Eagle Flight n'était au début qu'une démo pour les salons relativement limitée et censée vous mettre dans la peau d'un aigle de Assassin's Creed Unity. Elle aurait tellement convaincu que Ubisoft a décidé d'en faire un jeu complet se déroulant dans Paris 50 ans après le départ des humains. Ici, vous vivrez les aventures d'un petit aigle, qui découvrira la vie petit à petit. Le titre possède aussi un mode multi-joueur mais surtout un système anti motion sickness (cinétose) qui est plutôt efficace, mais un peu gênant par moment.

I believe i can flyyy

Attention aux passages étroits !
Attention aux passages étroits !
Pour commencer, il faudra apprendre à voler dans Eagle Flight. Non, vous n'allez pas avoir à bouger vos bras pour faire semblant de voler, vous serez constamment en train de voler et toutes les nuances de gameplay se trouveront dans la maîtrise des rotations et des changements de vitesse (gâchette gauche pour ralentir, droite pour accélérer). Pour bouger, il faudra incliner sa tête sur la gauche et sur la droite afin d'aller dans la direction voulue. Pas tourner, incliner la tête. J'ai mis un moment avant de comprendre et maîtriser les rotations, mais une fois que c'est fait, le gameplay est vraiment agréable et parfaitement maîtrisé. Eagle Flight se joue presque comme une sorte de jeu de voiture très étrange et il faudra aussi maîtriser la vitesse de sa course pour prendre les virages serrés en évitant de se prendre un mur, ou au contraire prendre les courants d'air et faire des "piqués" pour aller encore plus vite. D'ailleurs, c'est là qu'on voit le potentiel d'empathie de la réalité virtuelle, car si vous avez déjà rigolé comme moi quand un pigeon s'est écrasé contre une vitre ou un mur, une petite séance d'Eagle Flight vous fera comprendre que voler dans les airs à travers des bâtiments, c'est bien plus complexe qu'on ne pourrait le croire.

Le coté
Le coté "Open World" du titre est très agréable et fonctionne bien en VR
Coté univers, les développeurs ont choisi d'utiliser Paris comme base pour l'environnement. Bien sûr, on est loin d'être sur une reproduction fidèle, mais on retrouve le coté très "tassé" de la ville, avec des bâtiments de partout, des chemins étroits et la fameuse Tour Eiffel. Si voler dans les airs peut paraître un peu ennuyeux au début, cela devient tout de suite plus intéressant dès lors qu'on va devoir emprunter les chemins beaucoup plus étroits. Le jeu est proposé sous une forme un peu similaire à celle de Assassin's Creed, un autre jeu d'Ubisoft, car il est "open world", avec la possibilité de voler librement dans Paris et il faudra se rendre à des "points d'intérêts" pour lancer un défi ou une mission de l'histoire. L'origine du jeu en lien avec Assassin's Creed se fait d'ailleurs ressentir sur d'autres éléments, comme les bruitages et les musiques qui font fortement penser à la licence d'Ubisoft.
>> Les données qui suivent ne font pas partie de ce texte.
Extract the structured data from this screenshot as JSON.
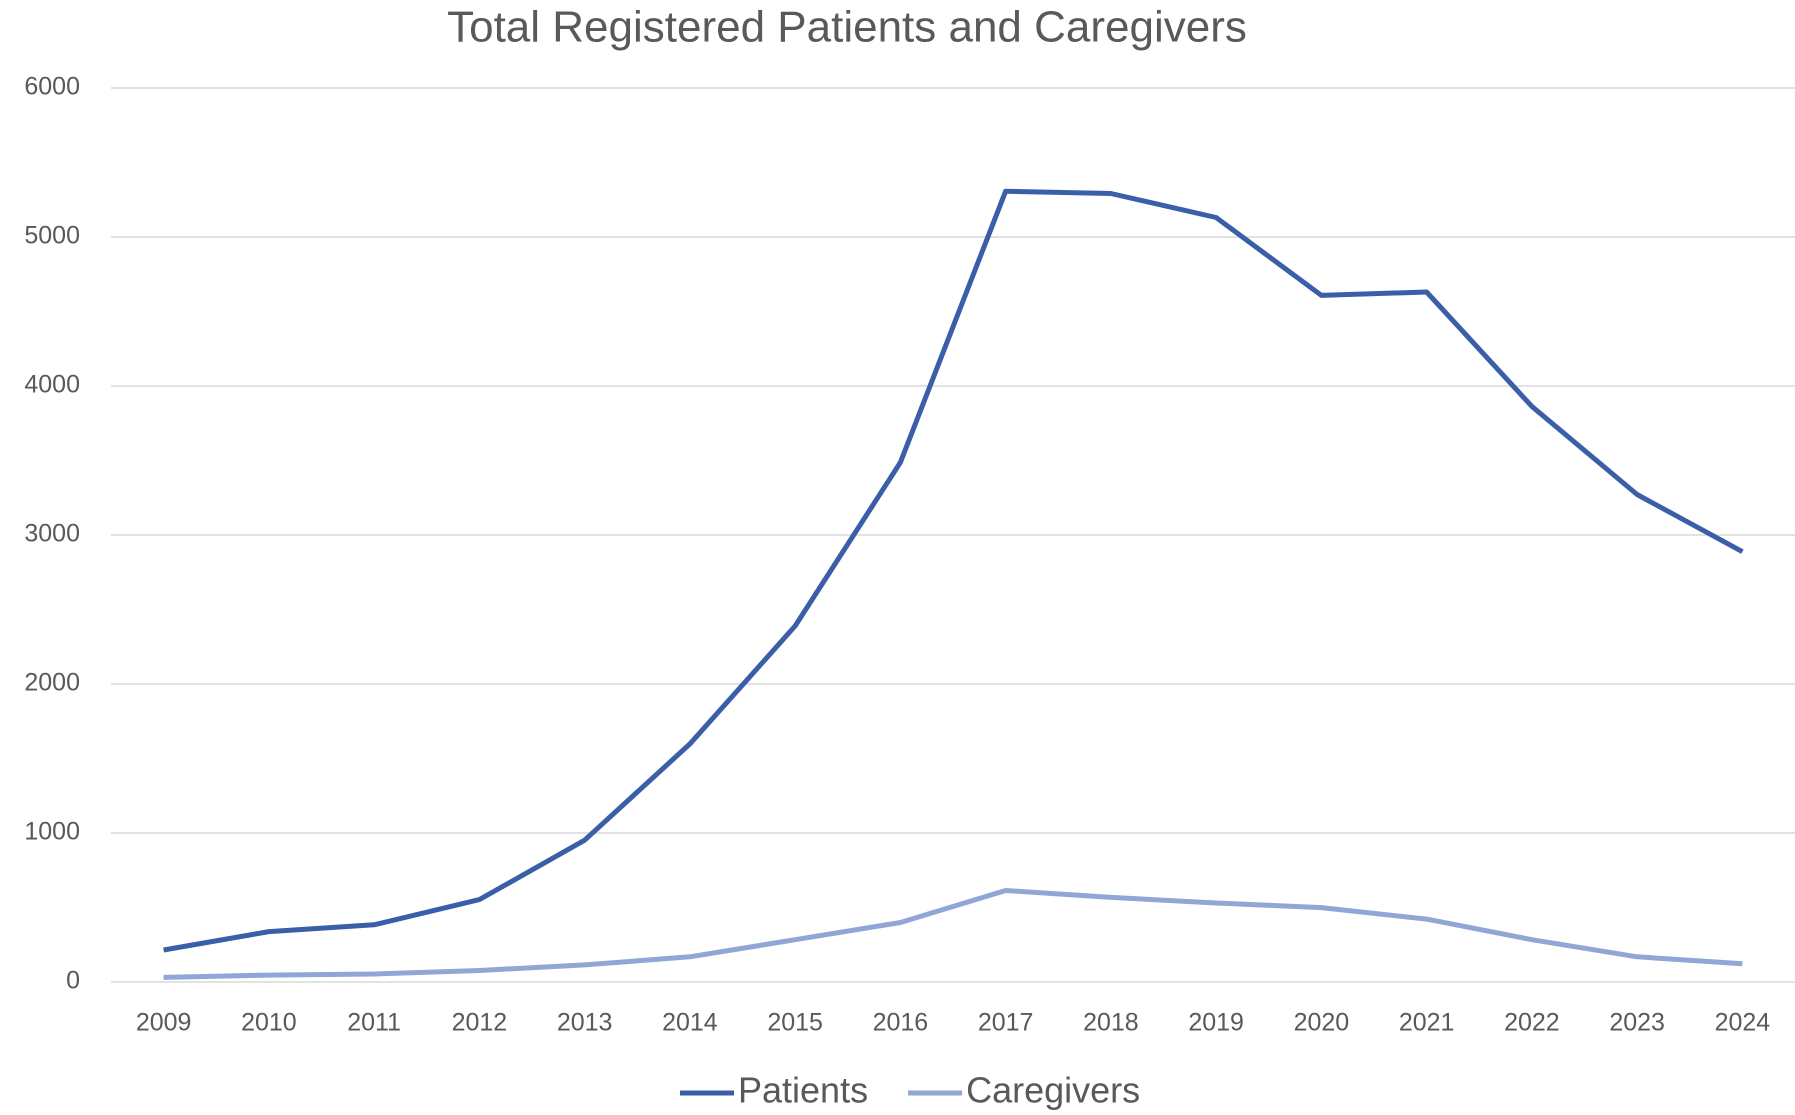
{
  "chart_data": {
    "type": "line",
    "title": "Total Registered Patients and Caregivers",
    "categories": [
      "2009",
      "2010",
      "2011",
      "2012",
      "2013",
      "2014",
      "2015",
      "2016",
      "2017",
      "2018",
      "2019",
      "2020",
      "2021",
      "2022",
      "2023",
      "2024"
    ],
    "series": [
      {
        "name": "Patients",
        "color": "#3a5ea8",
        "values": [
          215,
          338,
          384,
          553,
          952,
          1598,
          2389,
          3487,
          5307,
          5292,
          5131,
          4608,
          4631,
          3863,
          3272,
          2888
        ]
      },
      {
        "name": "Caregivers",
        "color": "#8fa6d6",
        "values": [
          31,
          46,
          54,
          77,
          115,
          169,
          284,
          399,
          614,
          568,
          530,
          499,
          422,
          284,
          169,
          123
        ]
      }
    ],
    "ylim": [
      0,
      6000
    ],
    "yticks": [
      0,
      1000,
      2000,
      3000,
      4000,
      5000,
      6000
    ],
    "grid": true,
    "legend": "bottom"
  }
}
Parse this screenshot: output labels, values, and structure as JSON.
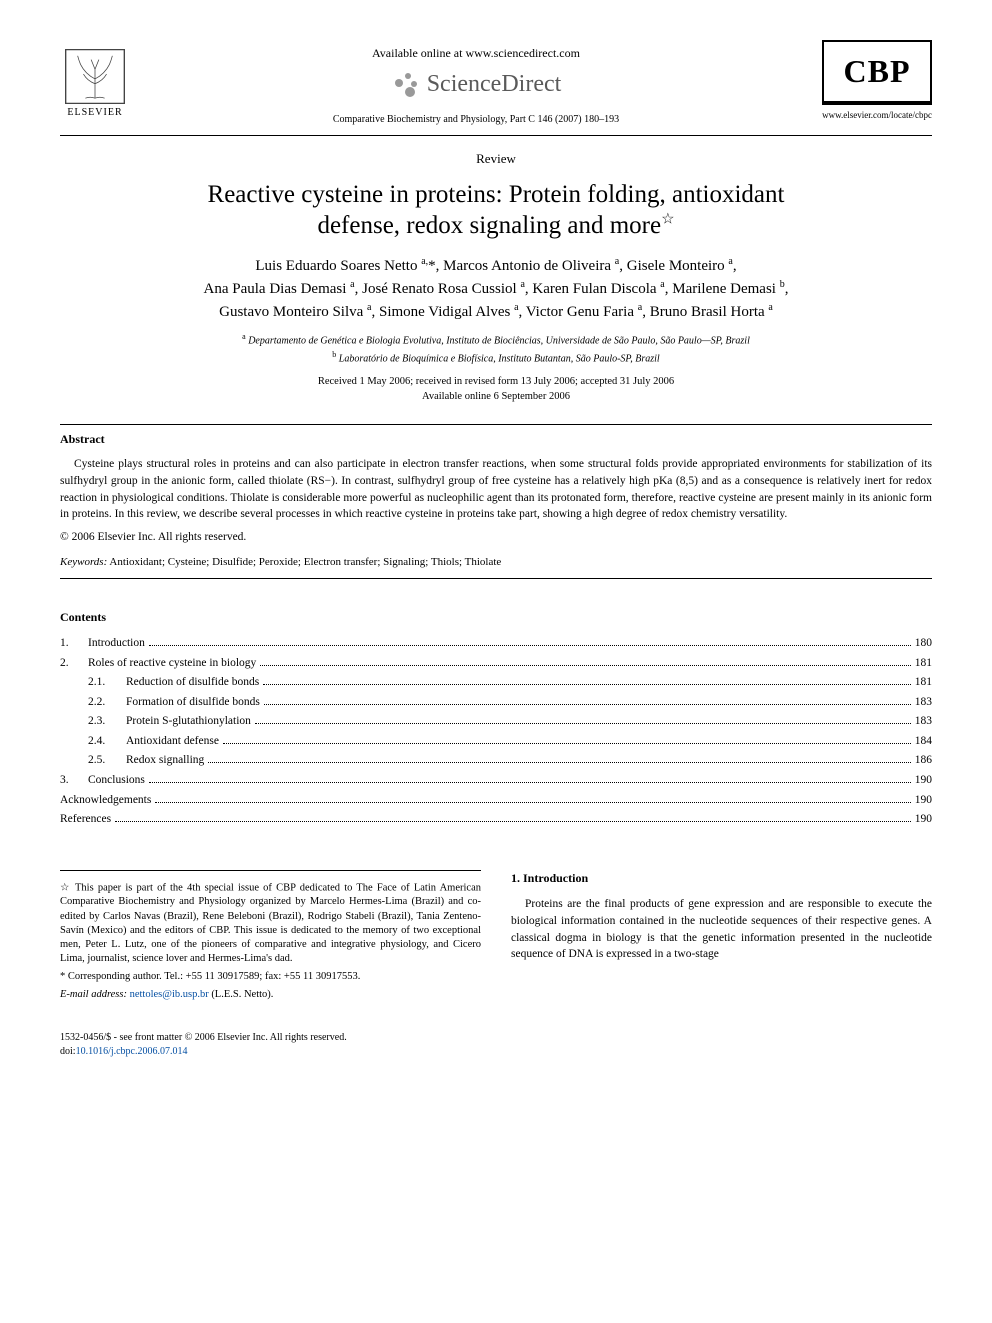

Le jeu est rempli de défis avec des scores à améliorer
Le jeu est rempli de défis avec des scores à améliorer
Alors qu'il paraîtra plutôt limité au début, on finit par se rendre compte au fur et à mesure que Eagle Flight est plutôt fun et propose des défis intéressants. Attention par contre, car il ne s'agit ni d'un jeu d'aventure, ni d'un jeu de plateforme ! Le titre se joue un peu à la manière d'un jeu de voiture "open world" comme The Crew, avec des parcours à terminer en obtenant le meilleur score possible, des défis à débloquer et des éléments à collectionner. Le contenu est donc assez conséquent si vous êtes du genre à vouloir remplir tous les défis, mais pourrait paraître très répétitif pour certains. Il faut aimer faire des "courses", débloquer des défis et améliorer son score, sinon une fois le mode histoire terminé, vous allez vite vous ennuyer.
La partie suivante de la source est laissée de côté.